The Chicago Teachers Union Hid Its Finances. Accountability Must Follow.
The Chicago Teachers Union spent years insisting it was financially transparent. The sudden release in January of previously hidden audits tells a different story — one that demands accountability.
It's taken five years, a lawsuit filed by its own members, and congressional involvement for CTU to provide the audits it’s legally bound to release to members annually. It could take even longer to understand how discrepancies in the data affect members. They deserved better.
These documents were not shared as part of routine disclosure. They were produced under mounting legal and congressional pressure, after years of stonewalling, while CTU expanded its political influence across Chicago and Illinois. The last time the union published an audit was in 2020, for its 2019 fiscal activity.

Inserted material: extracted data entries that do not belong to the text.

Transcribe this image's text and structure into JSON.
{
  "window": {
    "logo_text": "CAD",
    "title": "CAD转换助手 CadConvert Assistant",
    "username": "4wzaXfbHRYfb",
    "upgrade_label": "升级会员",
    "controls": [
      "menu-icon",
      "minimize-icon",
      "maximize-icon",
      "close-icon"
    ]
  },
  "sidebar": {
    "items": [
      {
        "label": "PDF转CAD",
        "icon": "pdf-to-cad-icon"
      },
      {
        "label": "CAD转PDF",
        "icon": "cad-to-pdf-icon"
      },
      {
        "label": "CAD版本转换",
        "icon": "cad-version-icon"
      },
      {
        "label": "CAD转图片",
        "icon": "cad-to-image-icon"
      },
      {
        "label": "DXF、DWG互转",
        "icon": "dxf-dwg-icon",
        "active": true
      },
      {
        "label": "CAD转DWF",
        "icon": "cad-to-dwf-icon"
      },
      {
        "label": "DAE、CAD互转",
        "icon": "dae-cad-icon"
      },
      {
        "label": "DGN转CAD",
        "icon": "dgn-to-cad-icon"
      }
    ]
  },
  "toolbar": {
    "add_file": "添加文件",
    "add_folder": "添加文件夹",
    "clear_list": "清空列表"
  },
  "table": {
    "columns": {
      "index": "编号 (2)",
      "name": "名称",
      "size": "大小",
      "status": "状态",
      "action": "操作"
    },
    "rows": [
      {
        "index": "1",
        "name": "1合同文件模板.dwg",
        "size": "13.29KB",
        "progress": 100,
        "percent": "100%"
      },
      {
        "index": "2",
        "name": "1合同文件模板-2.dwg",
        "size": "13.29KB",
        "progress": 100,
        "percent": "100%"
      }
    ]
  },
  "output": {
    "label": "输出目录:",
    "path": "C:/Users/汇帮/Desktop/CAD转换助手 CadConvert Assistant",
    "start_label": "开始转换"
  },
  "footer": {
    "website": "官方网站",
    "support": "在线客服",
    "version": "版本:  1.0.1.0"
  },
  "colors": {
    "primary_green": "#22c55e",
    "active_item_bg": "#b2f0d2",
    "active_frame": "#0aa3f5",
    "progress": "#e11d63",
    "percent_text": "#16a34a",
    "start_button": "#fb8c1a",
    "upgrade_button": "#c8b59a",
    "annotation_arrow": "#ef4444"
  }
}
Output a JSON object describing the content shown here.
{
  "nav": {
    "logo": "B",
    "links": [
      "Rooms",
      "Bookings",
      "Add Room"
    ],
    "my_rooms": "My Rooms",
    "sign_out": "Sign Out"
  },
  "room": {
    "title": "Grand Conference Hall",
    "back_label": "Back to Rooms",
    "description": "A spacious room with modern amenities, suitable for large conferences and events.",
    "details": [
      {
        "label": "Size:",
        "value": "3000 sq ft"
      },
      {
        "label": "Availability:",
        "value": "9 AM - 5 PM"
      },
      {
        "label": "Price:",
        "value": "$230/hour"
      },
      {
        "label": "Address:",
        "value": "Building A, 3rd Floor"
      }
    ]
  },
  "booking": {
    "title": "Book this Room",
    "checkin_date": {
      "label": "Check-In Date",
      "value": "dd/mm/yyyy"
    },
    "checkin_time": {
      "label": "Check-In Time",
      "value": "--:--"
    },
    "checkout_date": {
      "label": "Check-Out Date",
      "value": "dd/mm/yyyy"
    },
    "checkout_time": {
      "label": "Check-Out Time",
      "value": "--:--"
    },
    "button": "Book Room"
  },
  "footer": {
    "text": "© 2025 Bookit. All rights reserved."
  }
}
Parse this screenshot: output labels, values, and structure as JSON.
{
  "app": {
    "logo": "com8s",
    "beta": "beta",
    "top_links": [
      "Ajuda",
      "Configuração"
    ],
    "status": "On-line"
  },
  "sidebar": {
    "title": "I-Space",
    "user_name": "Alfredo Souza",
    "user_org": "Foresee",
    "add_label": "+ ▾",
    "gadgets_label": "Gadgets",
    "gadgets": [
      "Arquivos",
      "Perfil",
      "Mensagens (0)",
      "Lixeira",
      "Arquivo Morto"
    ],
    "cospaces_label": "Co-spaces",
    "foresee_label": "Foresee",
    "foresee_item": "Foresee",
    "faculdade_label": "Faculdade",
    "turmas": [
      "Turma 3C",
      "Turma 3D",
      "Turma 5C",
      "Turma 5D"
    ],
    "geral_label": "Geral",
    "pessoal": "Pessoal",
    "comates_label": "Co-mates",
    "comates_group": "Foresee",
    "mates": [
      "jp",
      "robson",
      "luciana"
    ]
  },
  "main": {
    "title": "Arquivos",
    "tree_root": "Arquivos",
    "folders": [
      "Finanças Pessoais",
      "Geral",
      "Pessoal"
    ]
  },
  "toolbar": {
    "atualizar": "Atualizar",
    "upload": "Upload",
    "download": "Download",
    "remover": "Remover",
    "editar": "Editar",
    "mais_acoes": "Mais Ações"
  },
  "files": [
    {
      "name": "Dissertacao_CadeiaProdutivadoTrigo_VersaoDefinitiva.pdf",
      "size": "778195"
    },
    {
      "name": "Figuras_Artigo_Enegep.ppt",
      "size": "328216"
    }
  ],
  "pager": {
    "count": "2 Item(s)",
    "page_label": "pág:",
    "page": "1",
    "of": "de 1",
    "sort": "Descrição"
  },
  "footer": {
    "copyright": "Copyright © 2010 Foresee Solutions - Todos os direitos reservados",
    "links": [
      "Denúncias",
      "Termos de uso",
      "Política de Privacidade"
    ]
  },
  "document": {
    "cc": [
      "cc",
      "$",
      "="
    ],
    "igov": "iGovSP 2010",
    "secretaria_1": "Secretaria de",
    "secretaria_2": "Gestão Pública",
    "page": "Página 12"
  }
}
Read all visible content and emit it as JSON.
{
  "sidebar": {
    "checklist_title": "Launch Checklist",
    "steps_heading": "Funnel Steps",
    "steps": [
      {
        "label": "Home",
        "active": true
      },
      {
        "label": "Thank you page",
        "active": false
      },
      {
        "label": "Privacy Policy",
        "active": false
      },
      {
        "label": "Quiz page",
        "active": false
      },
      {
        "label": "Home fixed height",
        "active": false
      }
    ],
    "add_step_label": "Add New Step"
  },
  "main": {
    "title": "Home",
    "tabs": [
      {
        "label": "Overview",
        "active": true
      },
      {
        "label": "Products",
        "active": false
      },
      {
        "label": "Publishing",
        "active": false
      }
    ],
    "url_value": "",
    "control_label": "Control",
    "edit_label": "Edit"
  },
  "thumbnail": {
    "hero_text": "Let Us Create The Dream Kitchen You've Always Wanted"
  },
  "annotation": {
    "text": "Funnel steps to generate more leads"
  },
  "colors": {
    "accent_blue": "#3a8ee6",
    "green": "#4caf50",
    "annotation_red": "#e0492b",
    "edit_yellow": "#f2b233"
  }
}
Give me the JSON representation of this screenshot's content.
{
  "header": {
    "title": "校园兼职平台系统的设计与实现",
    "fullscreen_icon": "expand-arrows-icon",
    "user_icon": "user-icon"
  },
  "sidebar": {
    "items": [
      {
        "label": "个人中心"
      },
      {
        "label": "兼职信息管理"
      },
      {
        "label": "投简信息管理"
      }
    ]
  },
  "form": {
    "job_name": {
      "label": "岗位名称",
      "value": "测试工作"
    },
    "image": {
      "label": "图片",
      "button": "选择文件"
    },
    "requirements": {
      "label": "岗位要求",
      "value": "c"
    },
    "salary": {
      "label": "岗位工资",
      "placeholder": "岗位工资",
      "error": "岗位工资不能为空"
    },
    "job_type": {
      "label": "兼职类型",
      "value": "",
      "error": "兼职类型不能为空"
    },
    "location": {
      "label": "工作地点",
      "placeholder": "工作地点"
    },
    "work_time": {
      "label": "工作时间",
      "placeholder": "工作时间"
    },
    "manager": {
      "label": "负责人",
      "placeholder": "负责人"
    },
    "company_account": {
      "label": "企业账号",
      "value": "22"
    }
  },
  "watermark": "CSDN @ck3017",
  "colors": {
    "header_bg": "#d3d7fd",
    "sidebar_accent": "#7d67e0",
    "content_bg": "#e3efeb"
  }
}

During the five-year period when audits were withheld, CTU and its affiliates became the city’s largest political spender and a central force behind Chicago Mayor Brandon Johnson’s rise – spending nearly $6.5 million in the latest municipal election. Teachers who asked basic questions about union finances were bullied, even as leadership assured members the information existed and was available to them.
It was not.
The audits posted reveal years of contradictory reporting that should concern both union members and regulators. At one point, CTU President Stacy Davis Gates declared in court that the audits were unfinished and only completed in late 2024. Yet, federal filings she signed during those same years say independent audits had been conducted.
If CTU was actually years late in conducting an independent review of union financials, it appears Davis Gates was filing inaccurate reports with the federal government. Alternatively, if CTU did indeed procure those audits in a timely manner, but later changed or reproduced the audits to read differently, it begs the question of whether Davis Gates was misleading the court and her members.
Which is it?
That discrepancy could carry legal consequences. Accuracy in these documents is not optional, regardless of an organization’s political posture or popularity.
The audits also show that CTU routinely even presented the auditors with incomplete financial statements. Leadership shared “combined” financials that excluded the CTU Foundation, while “consolidated” statements including the foundation were withheld. In at least two of the years, auditors issued adverse opinions, concluding that the financials provided to members were materially misleading.
The CTU Foundation received the proceeds from the $50 million sale of Fewkes Tower in 2014 and later used that money to build the union’s headquarters, which the foundation now owns and leases back to CTU. Davis Gates serves as president of both the union and the foundation, with CTU Vice President Jackson Potter holding a similar dual role.
Members paying dues had a right to see how these transactions were structured and how their union’s resources were being managed. Instead, they got an incomplete picture.
At the same time, the spending records that have been available are suspect. Less than 18% of CTU’s spending was on representing teachers — what should be its core focus — and the union doubled its political spending in 2025, reaching a new high.
Davis Gates also gave herself a raise, bringing her total compensation to more than $273,000. And the union spent over $173,000 on a poolside “recording studio” in New Mexico in 2025.
The response from CTU leadership and its political allies has followed a familiar script: discredit the messengers, question motives, and shift attention away from the documents and the questionable spending.
Lawmakers, such as U.S. Rep. Delia Ramirez, D-Illinois, have attempted to reframe the audits controversy as a partisan dispute. Ramirez’s campaign committee has received more than $289,000 from the CTU.
The audits are not partisan documents. Federal reporting requirements are a basic obligation of any organization, and any that claim to represent workers and wield influence over public policy, should be held accountable for any potential misclaims or errors.
The union's main purpose — to protect teachers — is undermined when CTU leadership resists oversight and withholds information from its own members.
The path forward is clear. Regulators should fully examine the discrepancies in CTU’s financial filings. Union members should insist on independent oversight and strict enforcement of the bylaws that guarantee transparency. Elected officials supported by CTU should stop deflecting and acknowledge the seriousness of the findings.
The audits are now public. What matters next is whether anyone in power is willing to act on what they show.